Grade 6: Critique Data in the Media
By the end of the lesson, Grade 6 students can work confidently with critique data in the media, understanding not just how but why.
Aligned to the Grade 6 maths curriculum. See the Common Core and Australian curriculum mappings.
Starter (do now)5 min
Warm up with a few quick critique data in the media warm-ups on the board while the class settles, so every child starts thinking about the skill.
Teach it (I do)10 min
Statistical literacy means not taking numbers, percentages and graphs at face value. Students learn to ask who was surveyed, how many, who is telling me this and why, and whether the graph is drawn fairly, so an ad, a headline or a post cannot mislead them. This is the reasoning behind ACARA AC9M5ST02. Model the method clearly, thinking aloud:
- Collect real, age-appropriate examples: ad claims ('4 out of 5...'), headlines, product labels ('up to', '30% more') and screenshots of graphs.
- Teach the four questions to ask of any claim: Who was asked? How many? Who is telling me, and why? Does the graph start at zero?
- Put a misleading graph (scale not starting at zero) next to an honest one of the same data so the trick is obvious.
- Discuss correlation vs causation with a simple example (ice cream sales and sunburn both rise in summer; one does not cause the other).
- Have students rewrite a misleading claim to make it honest ('everyone loves it' becomes 'all 5 friends we asked liked it').
Guided practice (we do)10 min
Do the first few questions of the practice worksheet together, one child explaining each step.
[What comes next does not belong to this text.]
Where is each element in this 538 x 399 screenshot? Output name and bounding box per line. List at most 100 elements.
Check for understanding before releasing the class to work alone.
Independent practice (you do)15 min
Students complete the practice worksheet independently while you circulate and support.
Misconceptions to watch
Circulate and look for these, they are the usual sticking points:
- Believing a percentage without asking 'percent of what, and how many people?'.
- Assuming a small or biased sample speaks for everyone.
- Judging a bar graph by height without checking whether the scale starts at zero.
- Confusing 'two things happen together' with 'one causes the other'.
Plenary (review)5 min
Pull the class back together. Ask one child to explain critique data in the media in their own words, pose a single check question everyone answers on a mini whiteboard, and name what you will build on next lesson.
Assessment
Use the independent worksheet as the evidence. A child who can complete it accurately and explain one answer has met the objective; anyone who cannot needs the easier level and a short reteach next session.